A mí el cine japonés, en general, me vuelve loco. La tríada clásica de Kurosawa, Ozu y Mizoguchi me parece extraordinaria, de lo mejor que ha dado la historia del cine. A Mizoguchi puede costar más cogerle el punto, porque se dedicaba a los melodramas y este es un género al que hay que acostumbrar el paladar, pero películas como El intendente Sansho o Los amantes crucificados son de una belleza (y una brutalidad) innegables. Kurosawa es el más asequible, por ser el que tiene más influencia occidental (le encantaba el cine de John Ford, por ejemplo) y Ozu, aun siendo el más japonés de los directores japoneses (por su estilo e intereses), era capaz de hacer de lo particular (la sociedad japonesa de posguerra, principalmente) algo universal (retratos de las relaciones familiares, la soledad, la condición humana...). Yo siempre termino llorando con Cuentos de Tokio, es una película que me llega al alma. También es cierto que la he visto y trabajado mucho (publiqué un artículo hace unos años diseccionándola de arriba abajo, en forma y fondo), pero me parece inagotable, de una sensibilidad exquisita, y cuanto mayores se hacen mis padres, más me meto en la película y más me conmueve todo lo que cuenta.
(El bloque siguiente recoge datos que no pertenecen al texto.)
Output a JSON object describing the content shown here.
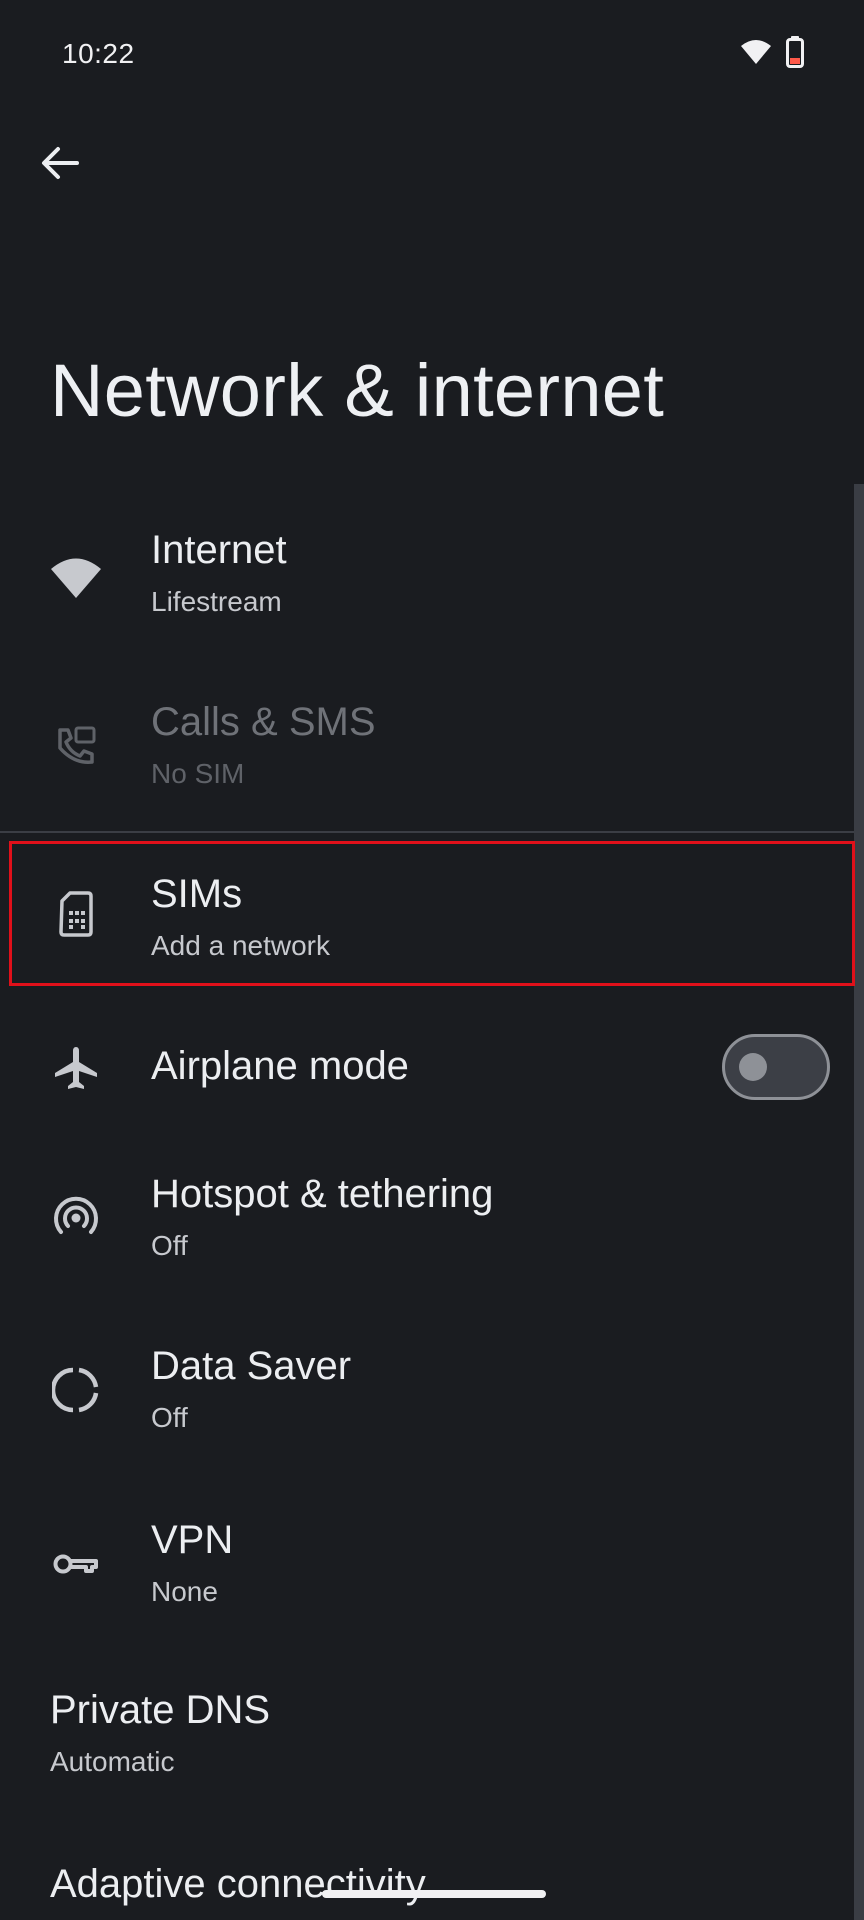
{
  "status_bar": {
    "time": "10:22",
    "icons": [
      "wifi-icon",
      "battery-icon"
    ]
  },
  "header": {
    "back_icon": "arrow-back-icon",
    "title": "Network & internet"
  },
  "items": [
    {
      "icon": "wifi-icon",
      "title": "Internet",
      "subtitle": "Lifestream",
      "enabled": true
    },
    {
      "icon": "calls-sms-icon",
      "title": "Calls & SMS",
      "subtitle": "No SIM",
      "enabled": false
    },
    {
      "icon": "sim-card-icon",
      "title": "SIMs",
      "subtitle": "Add a network",
      "enabled": true,
      "highlighted": true
    },
    {
      "icon": "airplane-icon",
      "title": "Airplane mode",
      "toggle": false
    },
    {
      "icon": "hotspot-icon",
      "title": "Hotspot & tethering",
      "subtitle": "Off"
    },
    {
      "icon": "data-saver-icon",
      "title": "Data Saver",
      "subtitle": "Off"
    },
    {
      "icon": "vpn-key-icon",
      "title": "VPN",
      "subtitle": "None"
    },
    {
      "title": "Private DNS",
      "subtitle": "Automatic"
    },
    {
      "title": "Adaptive connectivity"
    }
  ],
  "colors": {
    "background": "#1a1c20",
    "text_primary": "#eceef1",
    "text_secondary": "#c7c9ce",
    "text_disabled": "#6f7278",
    "highlight": "#e0101a"
  }
}
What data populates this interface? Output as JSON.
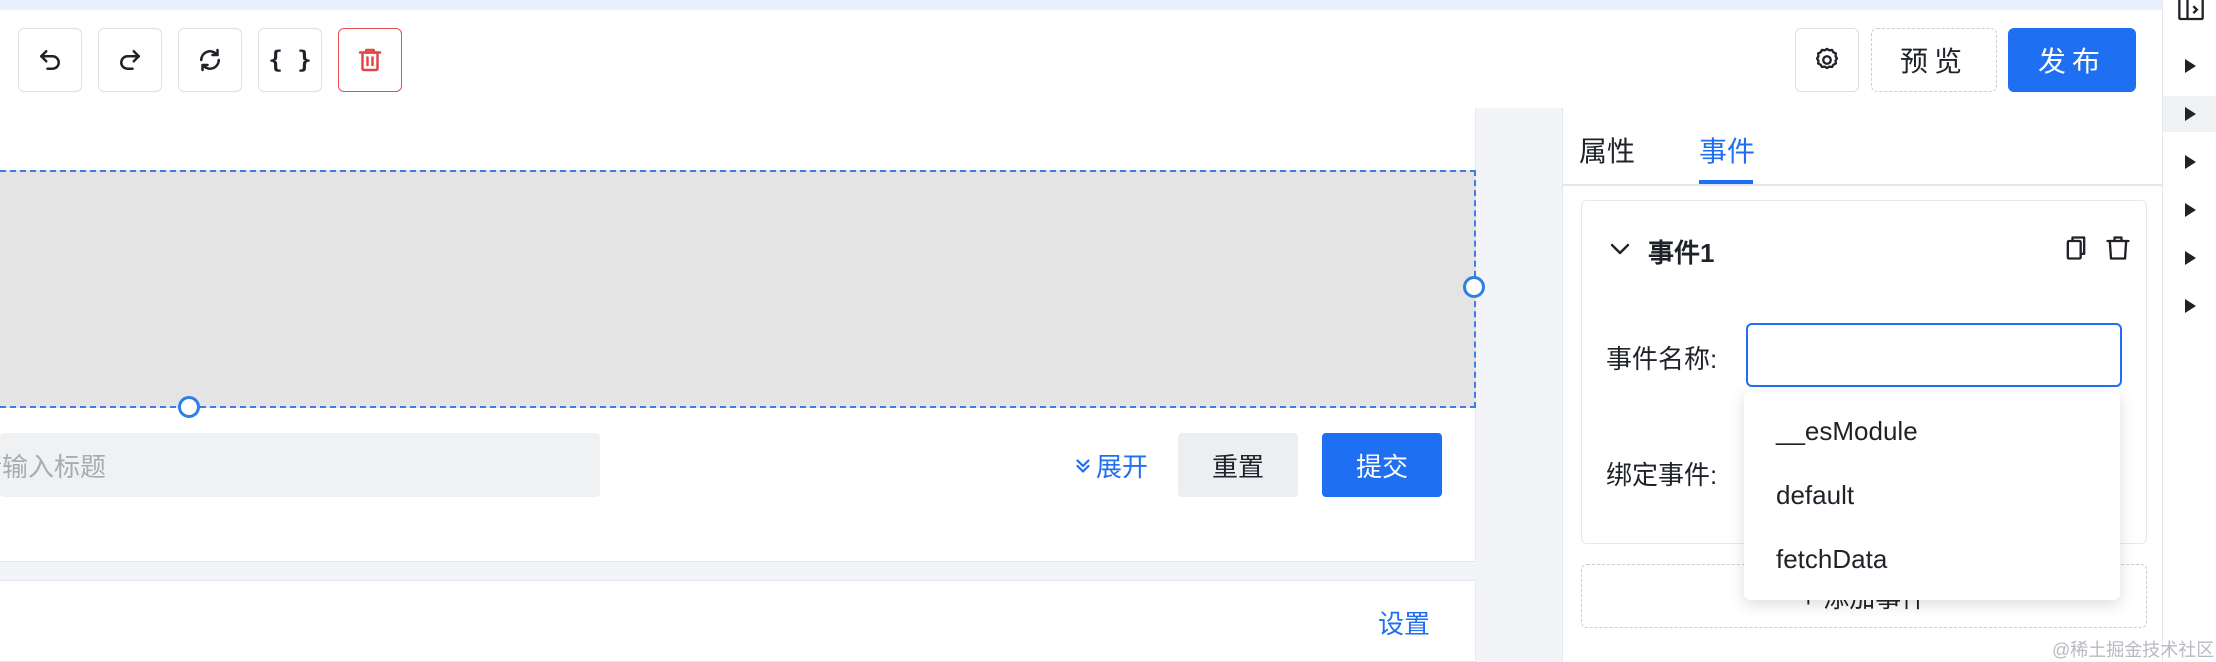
{
  "toolbar": {
    "undo_icon": "undo-icon",
    "redo_icon": "redo-icon",
    "refresh_icon": "refresh-icon",
    "code_label": "{ }",
    "delete_icon": "trash-icon",
    "settings_icon": "gear-icon",
    "preview_label": "预览",
    "publish_label": "发布"
  },
  "canvas": {
    "search_placeholder": "请输入标题",
    "expand_label": "展开",
    "reset_label": "重置",
    "submit_label": "提交",
    "settings_label": "设置"
  },
  "panel": {
    "tabs": [
      {
        "label": "属性",
        "active": false
      },
      {
        "label": "事件",
        "active": true
      }
    ],
    "event": {
      "title": "事件1",
      "name_label": "事件名称:",
      "name_value": "",
      "bind_label": "绑定事件:"
    },
    "add_event_label": "+ 添加事件",
    "dropdown_options": [
      "__esModule",
      "default",
      "fetchData"
    ]
  },
  "watermark": "@稀土掘金技术社区",
  "colors": {
    "accent": "#1f6ff2",
    "danger": "#e04848"
  }
}
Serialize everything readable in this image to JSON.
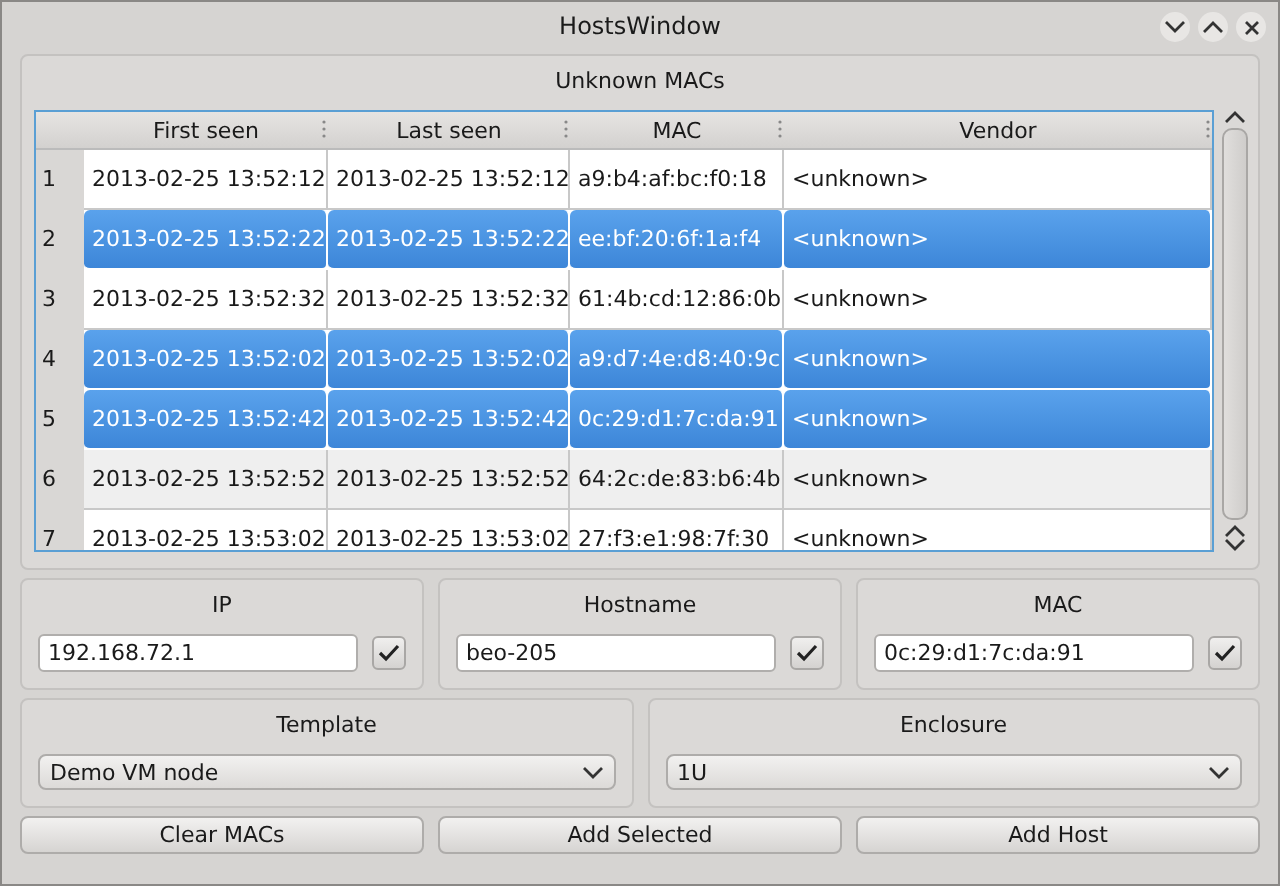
{
  "window": {
    "title": "HostsWindow"
  },
  "unknown_macs": {
    "title": "Unknown MACs",
    "columns": [
      "First seen",
      "Last seen",
      "MAC",
      "Vendor"
    ],
    "rows": [
      {
        "number": "1",
        "cells": [
          "2013-02-25 13:52:12",
          "2013-02-25 13:52:12",
          "a9:b4:af:bc:f0:18",
          "<unknown>"
        ],
        "selected": false
      },
      {
        "number": "2",
        "cells": [
          "2013-02-25 13:52:22",
          "2013-02-25 13:52:22",
          "ee:bf:20:6f:1a:f4",
          "<unknown>"
        ],
        "selected": true
      },
      {
        "number": "3",
        "cells": [
          "2013-02-25 13:52:32",
          "2013-02-25 13:52:32",
          "61:4b:cd:12:86:0b",
          "<unknown>"
        ],
        "selected": false
      },
      {
        "number": "4",
        "cells": [
          "2013-02-25 13:52:02",
          "2013-02-25 13:52:02",
          "a9:d7:4e:d8:40:9c",
          "<unknown>"
        ],
        "selected": true
      },
      {
        "number": "5",
        "cells": [
          "2013-02-25 13:52:42",
          "2013-02-25 13:52:42",
          "0c:29:d1:7c:da:91",
          "<unknown>"
        ],
        "selected": true
      },
      {
        "number": "6",
        "cells": [
          "2013-02-25 13:52:52",
          "2013-02-25 13:52:52",
          "64:2c:de:83:b6:4b",
          "<unknown>"
        ],
        "selected": false
      },
      {
        "number": "7",
        "cells": [
          "2013-02-25 13:53:02",
          "2013-02-25 13:53:02",
          "27:f3:e1:98:7f:30",
          "<unknown>"
        ],
        "selected": false
      }
    ]
  },
  "fields": [
    {
      "label": "IP",
      "value": "192.168.72.1"
    },
    {
      "label": "Hostname",
      "value": "beo-205"
    },
    {
      "label": "MAC",
      "value": "0c:29:d1:7c:da:91"
    }
  ],
  "selects": [
    {
      "label": "Template",
      "value": "Demo VM node"
    },
    {
      "label": "Enclosure",
      "value": "1U"
    }
  ],
  "buttons": [
    "Clear MACs",
    "Add Selected",
    "Add Host"
  ]
}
Luego hay muchos otros directores de los 60 en adelante, ya has mencionado a Kobayashi que es un maestro (siempre se habla de Harakiri, pero ojo a Samurai Rebellion o Kwaidan, que son tremendas), pero qué me dices de Kaneto Shindô (con su espeluznante Onibaba) y, sobre todo, de Hiroshi Teshigahara, que filmó una de las películas que más me han volado la cabeza en mi vida, La mujer de la arena (extraña, turbia, estimulante, hipnótica, y de una belleza plástica que quita el hipo).
En fin, todo este periodo del cine japonés me encanta; luego en los 70 y 80 conozco bastante menos el panorama, pero a partir de los 90 vuelve a haber otra ola increíble, con Kitano, Miyazaki, Koreeda, Satoshi Kon... Probablemente, junto a EE. UU e Italia, la japonesa es una de mis tres filmografías preferidas.